Determine the outer indices of expression expr

By outer we mean indices that are not summation indices. Returns a set and a dict. The set contains outer indices and the dict contains information about index symmetries.

Examples

>>> from sympy.tensor.index_methods import get_indices
>>> from sympy import symbols
>>> from sympy.tensor import IndexedBase, Idx
>>> x, y, A = map(IndexedBase, ['x', 'y', 'A'])
>>> i, j, a, z = symbols('i j a z', integer=True)

The indices of the total expression is determined, Repeated indices imply a summation, for instance the trace of a matrix A:

>>> get_indices(A[i, i])
(set(), {})

In the case of many terms, the terms are required to have identical outer indices. Else an IndexConformanceException is raised.

>>> get_indices(x[i] + A[i, j]*y[j])
(set([i]), {})
Exceptions:

An IndexConformanceException means that the terms ar not compatible, e.g.

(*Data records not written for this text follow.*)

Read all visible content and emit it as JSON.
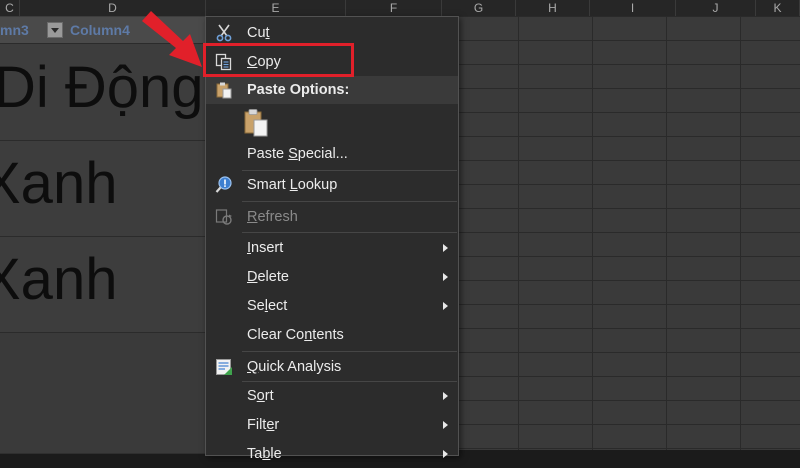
{
  "columns": {
    "headers": [
      "C",
      "D",
      "E",
      "F",
      "G",
      "H",
      "I",
      "J",
      "K"
    ]
  },
  "table": {
    "column3_label": "mn3",
    "column4_label": "Column4",
    "rows": [
      {
        "text": "Di  Động"
      },
      {
        "text": "Xanh"
      },
      {
        "text": "Xanh"
      }
    ]
  },
  "context_menu": {
    "items": [
      {
        "id": "cut",
        "pre": "Cu",
        "accel": "t",
        "post": "",
        "icon": "scissors-icon"
      },
      {
        "id": "copy",
        "pre": "",
        "accel": "C",
        "post": "opy",
        "icon": "copy-icon"
      },
      {
        "id": "paste_options",
        "pre": "",
        "accel": "",
        "post": "Paste Options:",
        "icon": "clipboard-icon"
      },
      {
        "id": "paste_special",
        "pre": "Paste ",
        "accel": "S",
        "post": "pecial...",
        "icon": ""
      },
      {
        "id": "smart_lookup",
        "pre": "Smart ",
        "accel": "L",
        "post": "ookup",
        "icon": "smart-lookup-icon"
      },
      {
        "id": "refresh",
        "pre": "",
        "accel": "R",
        "post": "efresh",
        "icon": "refresh-icon",
        "disabled": true
      },
      {
        "id": "insert",
        "pre": "",
        "accel": "I",
        "post": "nsert",
        "submenu": true
      },
      {
        "id": "delete",
        "pre": "",
        "accel": "D",
        "post": "elete",
        "submenu": true
      },
      {
        "id": "select",
        "pre": "Se",
        "accel": "l",
        "post": "ect",
        "submenu": true
      },
      {
        "id": "clear_contents",
        "pre": "Clear Co",
        "accel": "n",
        "post": "tents"
      },
      {
        "id": "quick_analysis",
        "pre": "",
        "accel": "Q",
        "post": "uick Analysis",
        "icon": "quick-analysis-icon"
      },
      {
        "id": "sort",
        "pre": "S",
        "accel": "o",
        "post": "rt",
        "submenu": true
      },
      {
        "id": "filter",
        "pre": "Filt",
        "accel": "e",
        "post": "r",
        "submenu": true
      },
      {
        "id": "table",
        "pre": "Ta",
        "accel": "b",
        "post": "le",
        "submenu": true
      }
    ]
  },
  "annotation": {
    "highlight_color": "#e1202a",
    "arrow_color": "#e1202a"
  },
  "colors": {
    "menu_bg": "#2c2c2c",
    "header_text": "#5e7aa6"
  }
}
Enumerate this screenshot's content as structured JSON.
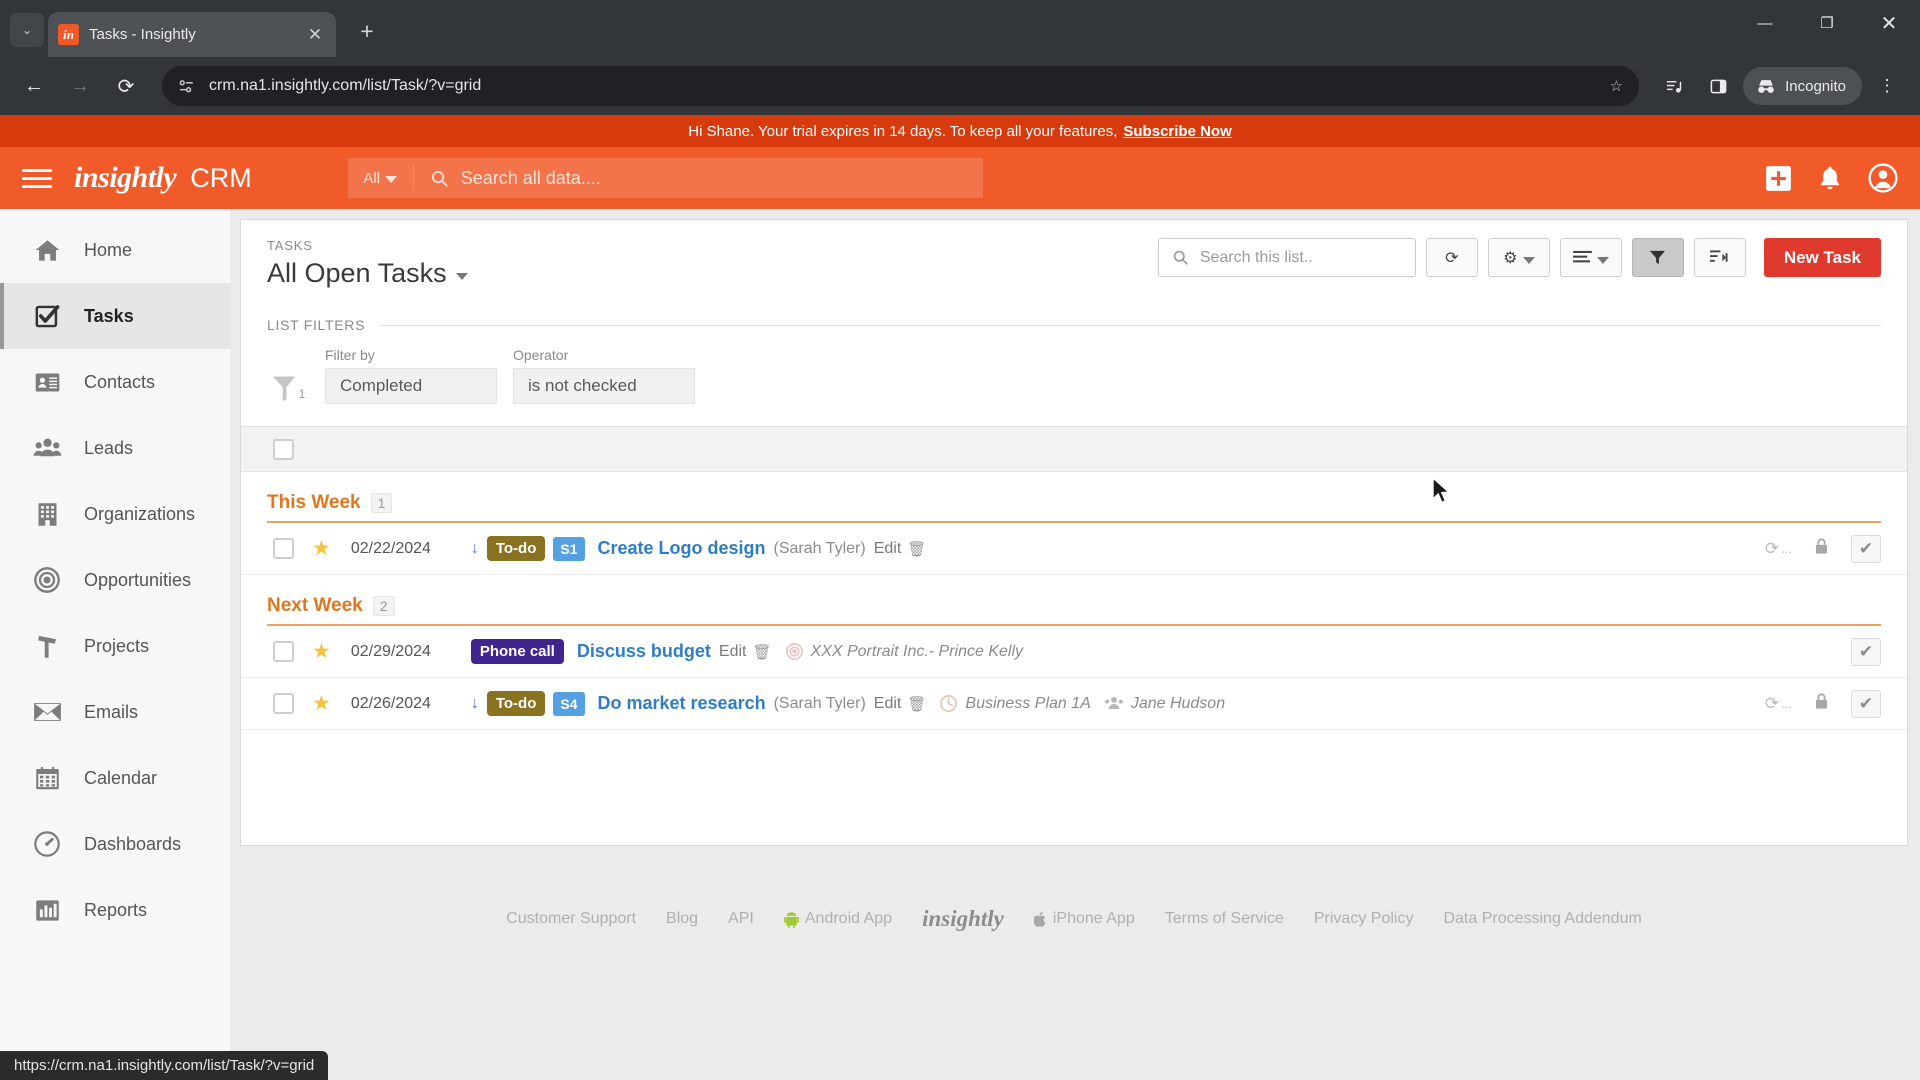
{
  "browser": {
    "tab": {
      "title": "Tasks - Insightly",
      "favicon_text": "in",
      "close_label": "✕"
    },
    "new_tab_label": "+",
    "tab_search_label": "⌄",
    "window_controls": {
      "minimize": "—",
      "maximize": "❐",
      "close": "✕"
    },
    "nav": {
      "back": "←",
      "forward": "→",
      "reload": "⟳"
    },
    "omnibox": {
      "url": "crm.na1.insightly.com/list/Task/?v=grid",
      "site_info_icon": "page-info-icon"
    },
    "actions": {
      "bookmark": "☆",
      "media": "media-icon",
      "sidepanel": "panel-icon",
      "menu": "⋮"
    },
    "incognito_label": "Incognito",
    "status_url": "https://crm.na1.insightly.com/list/Task/?v=grid"
  },
  "trial": {
    "message": "Hi Shane. Your trial expires in 14 days. To keep all your features,",
    "cta": "Subscribe Now"
  },
  "header": {
    "logo": "insightly",
    "product": "CRM",
    "search": {
      "scope": "All",
      "placeholder": "Search all data...."
    },
    "icons": {
      "add": "+",
      "notifications": "bell-icon",
      "account": "account-icon"
    }
  },
  "sidebar": {
    "items": [
      {
        "label": "Home",
        "icon": "home-icon",
        "active": false
      },
      {
        "label": "Tasks",
        "icon": "tasks-icon",
        "active": true
      },
      {
        "label": "Contacts",
        "icon": "contacts-icon",
        "active": false
      },
      {
        "label": "Leads",
        "icon": "leads-icon",
        "active": false
      },
      {
        "label": "Organizations",
        "icon": "organizations-icon",
        "active": false
      },
      {
        "label": "Opportunities",
        "icon": "opportunities-icon",
        "active": false
      },
      {
        "label": "Projects",
        "icon": "projects-icon",
        "active": false
      },
      {
        "label": "Emails",
        "icon": "emails-icon",
        "active": false
      },
      {
        "label": "Calendar",
        "icon": "calendar-icon",
        "active": false
      },
      {
        "label": "Dashboards",
        "icon": "dashboards-icon",
        "active": false
      },
      {
        "label": "Reports",
        "icon": "reports-icon",
        "active": false
      }
    ]
  },
  "list": {
    "eyebrow": "TASKS",
    "title": "All Open Tasks",
    "search_placeholder": "Search this list..",
    "toolbar": {
      "refresh": "⟳",
      "settings": "⚙",
      "view": "view-list-icon",
      "filter": "filter-icon",
      "sort": "sort-icon",
      "new_task": "New Task"
    },
    "filters": {
      "legend": "LIST FILTERS",
      "count": "1",
      "filter_by_label": "Filter by",
      "filter_by_value": "Completed",
      "operator_label": "Operator",
      "operator_value": "is not checked"
    },
    "groups": [
      {
        "name": "This Week",
        "count": "1",
        "rows": [
          {
            "date": "02/22/2024",
            "has_priority_arrow": true,
            "category": "To-do",
            "category_type": "todo",
            "stage": "S1",
            "title": "Create Logo design",
            "owner": "(Sarah Tyler)",
            "edit": "Edit",
            "related": "",
            "related_icon": "",
            "assignee": "",
            "assignee_icon": "",
            "recurring": true,
            "locked": true
          }
        ]
      },
      {
        "name": "Next Week",
        "count": "2",
        "rows": [
          {
            "date": "02/29/2024",
            "has_priority_arrow": false,
            "category": "Phone call",
            "category_type": "phone",
            "stage": "",
            "title": "Discuss budget",
            "owner": "",
            "edit": "Edit",
            "related": "XXX Portrait Inc.- Prince Kelly",
            "related_icon": "opportunity-icon",
            "assignee": "",
            "assignee_icon": "",
            "recurring": false,
            "locked": false
          },
          {
            "date": "02/26/2024",
            "has_priority_arrow": true,
            "category": "To-do",
            "category_type": "todo",
            "stage": "S4",
            "title": "Do market research",
            "owner": "(Sarah Tyler)",
            "edit": "Edit",
            "related": "Business Plan 1A",
            "related_icon": "project-icon",
            "assignee": "Jane Hudson",
            "assignee_icon": "contact-icon",
            "recurring": true,
            "locked": true
          }
        ]
      }
    ]
  },
  "footer": {
    "links": [
      "Customer Support",
      "Blog",
      "API",
      "Android App",
      "iPhone App",
      "Terms of Service",
      "Privacy Policy",
      "Data Processing Addendum"
    ],
    "brand": "insightly"
  }
}
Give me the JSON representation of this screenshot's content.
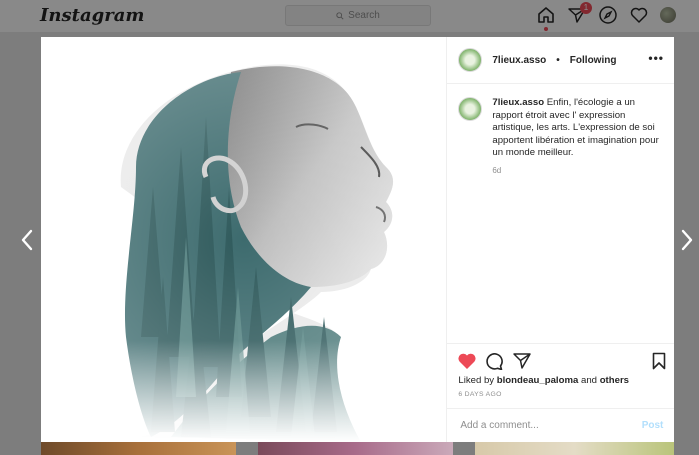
{
  "topbar": {
    "logo": "Instagram",
    "search_placeholder": "Search",
    "activity_badge": "1",
    "icons": [
      "home-icon",
      "direct-icon",
      "explore-icon",
      "heart-icon",
      "profile-avatar"
    ]
  },
  "post": {
    "username": "7lieux.asso",
    "separator": "•",
    "follow_state": "Following",
    "more": "•••",
    "caption_user": "7lieux.asso",
    "caption_text": "Enfin, l'écologie a un rapport étroit avec l' expression artistique, les arts. L'expression de soi apportent libération et imagination pour un monde meilleur.",
    "caption_time": "6d",
    "liked_prefix": "Liked by",
    "liked_user": "blondeau_paloma",
    "liked_and": "and",
    "liked_others": "others",
    "time_ago": "6 DAYS AGO",
    "comment_placeholder": "Add a comment...",
    "post_button": "Post"
  },
  "colors": {
    "like_red": "#ed4956",
    "link_blue": "#0095f6"
  }
}
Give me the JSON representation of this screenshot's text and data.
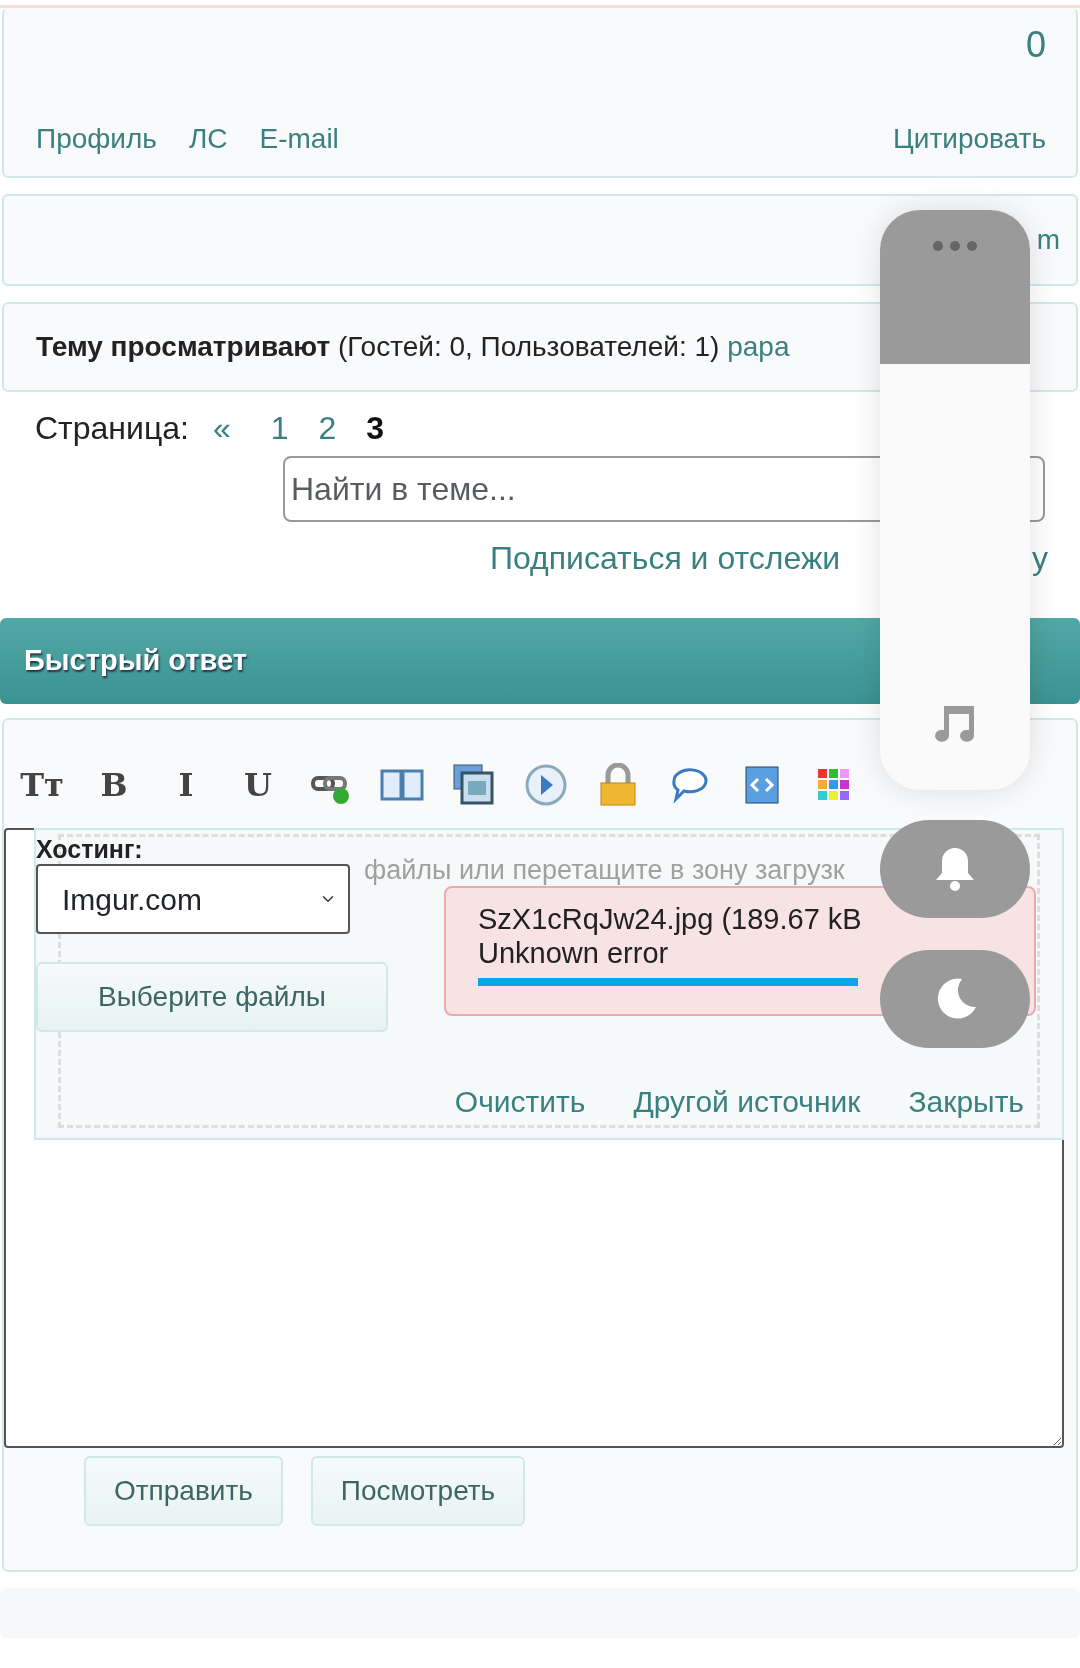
{
  "post": {
    "count": "0",
    "links": [
      "Профиль",
      "ЛС",
      "E-mail"
    ],
    "quote": "Цитировать"
  },
  "signature_fragment": "m",
  "viewers": {
    "label": "Тему просматривают",
    "counts": "(Гостей: 0, Пользователей: 1)",
    "user_fragment": "рара"
  },
  "pagination": {
    "label": "Страница:",
    "prev": "«",
    "pages": [
      {
        "label": "1",
        "selected": false
      },
      {
        "label": "2",
        "selected": false
      },
      {
        "label": "3",
        "selected": true
      }
    ]
  },
  "search": {
    "placeholder": "Найти в теме..."
  },
  "subscribe": {
    "left": "Подписаться и отслежи",
    "right": "у"
  },
  "quick_reply": {
    "title": "Быстрый ответ",
    "toolbar": [
      {
        "kind": "glyph",
        "label": "Tт"
      },
      {
        "kind": "glyph",
        "label": "B"
      },
      {
        "kind": "glyph",
        "label": "I"
      },
      {
        "kind": "glyph",
        "label": "U"
      },
      {
        "kind": "link"
      },
      {
        "kind": "book"
      },
      {
        "kind": "images"
      },
      {
        "kind": "play"
      },
      {
        "kind": "lock"
      },
      {
        "kind": "speech"
      },
      {
        "kind": "code"
      },
      {
        "kind": "colors"
      }
    ],
    "upload": {
      "hosting_label": "Хостинг:",
      "hosting_value": "Imgur.com",
      "drop_hint": "файлы или перетащите в зону загрузк",
      "choose": "Выберите файлы",
      "file": "SzX1cRqJw24.jpg (189.67 kB",
      "error": "Unknown error",
      "level": 1,
      "actions": [
        "Очистить",
        "Другой источник",
        "Закрыть"
      ]
    },
    "buttons": [
      "Отправить",
      "Посмотреть"
    ]
  }
}
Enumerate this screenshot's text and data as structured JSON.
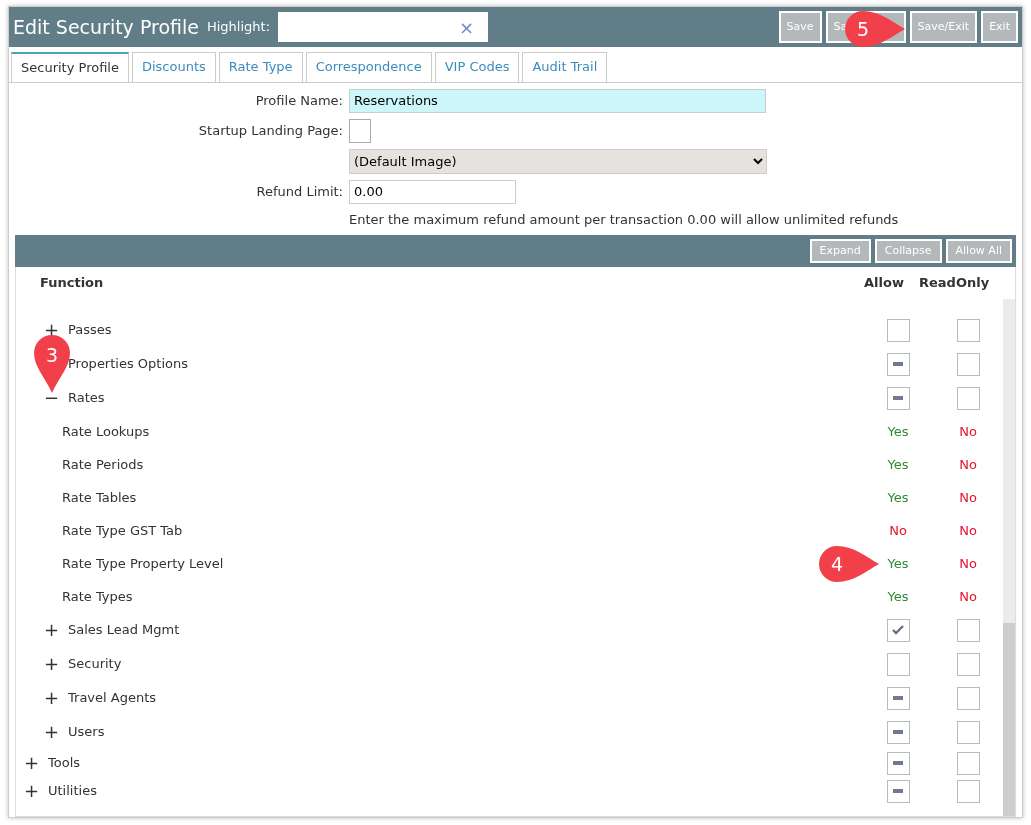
{
  "window": {
    "title": "Edit Security Profile"
  },
  "highlight": {
    "label": "Highlight:",
    "clear": "×"
  },
  "header_buttons": [
    "Save",
    "Sa",
    "Save/Exit",
    "Exit"
  ],
  "tabs": [
    {
      "label": "Security Profile",
      "selected": true
    },
    {
      "label": "Discounts",
      "selected": false
    },
    {
      "label": "Rate Type",
      "selected": false
    },
    {
      "label": "Correspondence",
      "selected": false
    },
    {
      "label": "VIP Codes",
      "selected": false
    },
    {
      "label": "Audit Trail",
      "selected": false
    }
  ],
  "form": {
    "profile_name_label": "Profile Name:",
    "profile_name": "Reservations",
    "landing_label": "Startup Landing Page:",
    "landing_checked": false,
    "image_select": "(Default Image)",
    "refund_label": "Refund Limit:",
    "refund_value": "0.00",
    "refund_hint": "Enter the maximum refund amount per transaction 0.00 will allow unlimited refunds"
  },
  "toolbar_buttons": [
    "Expand",
    "Collapse",
    "Allow All"
  ],
  "columns": [
    "Function",
    "Allow",
    "ReadOnly"
  ],
  "tree": [
    {
      "children": [
        {
          "toggle": "+",
          "label": "Passes",
          "allow_checked": false,
          "allow_partial": false,
          "readonly_checked": false
        },
        {
          "label": "Properties Options",
          "allow_checked": false,
          "allow_partial": true,
          "readonly_checked": false
        },
        {
          "toggle": "−",
          "label": "Rates",
          "allow_checked": false,
          "allow_partial": true,
          "readonly_checked": false,
          "children": [
            {
              "label": "Rate Lookups",
              "allow": "Yes",
              "allow_granted": true,
              "readonly": "No",
              "readonly_granted": false
            },
            {
              "label": "Rate Periods",
              "allow": "Yes",
              "allow_granted": true,
              "readonly": "No",
              "readonly_granted": false
            },
            {
              "label": "Rate Tables",
              "allow": "Yes",
              "allow_granted": true,
              "readonly": "No",
              "readonly_granted": false
            },
            {
              "label": "Rate Type GST Tab",
              "allow": "No",
              "allow_granted": false,
              "readonly": "No",
              "readonly_granted": false
            },
            {
              "label": "Rate Type Property Level",
              "allow": "Yes",
              "allow_granted": true,
              "readonly": "No",
              "readonly_granted": false
            },
            {
              "label": "Rate Types",
              "allow": "Yes",
              "allow_granted": true,
              "readonly": "No",
              "readonly_granted": false
            }
          ]
        },
        {
          "toggle": "+",
          "label": "Sales Lead Mgmt",
          "allow_checked": true,
          "readonly_checked": false
        },
        {
          "toggle": "+",
          "label": "Security",
          "allow_checked": false,
          "allow_partial": false,
          "readonly_checked": false
        },
        {
          "toggle": "+",
          "label": "Travel Agents",
          "allow_checked": false,
          "allow_partial": true,
          "readonly_checked": false
        },
        {
          "toggle": "+",
          "label": "Users",
          "allow_checked": false,
          "allow_partial": true,
          "readonly_checked": false
        }
      ]
    },
    {
      "toggle": "+",
      "label": "Tools",
      "allow_checked": false,
      "allow_partial": true,
      "readonly_checked": false
    },
    {
      "toggle": "+",
      "label": "Utilities",
      "allow_checked": false,
      "allow_partial": true,
      "readonly_checked": false
    }
  ],
  "callouts": [
    {
      "number": "5",
      "kind": "right"
    },
    {
      "number": "3",
      "kind": "down"
    },
    {
      "number": "4",
      "kind": "right"
    }
  ]
}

>>> get_indices(x[i] + y[j])                
        (...)
IndexConformanceException: Indices are not consistent: x(i) + y(j)

Warning

The concept of outer indices applies recursively, starting on the deepest level. This implies that dummies inside parenthesis are assumed to be summed first, so that the following expression is handled gracefully:

>>> get_indices((x[i] + A[i, j]*y[j])*x[j])
(set([i, j]), {})

This is correct and may appear convenient, but you need to be careful with this as SymPy will happily .expand() the product, if requested. The resulting expression would mix the outer j with the dummies inside the parenthesis, which makes it a different expression. To be on the safe side, it is best to avoid such ambiguities by using unique indices for all contractions that should be held separate.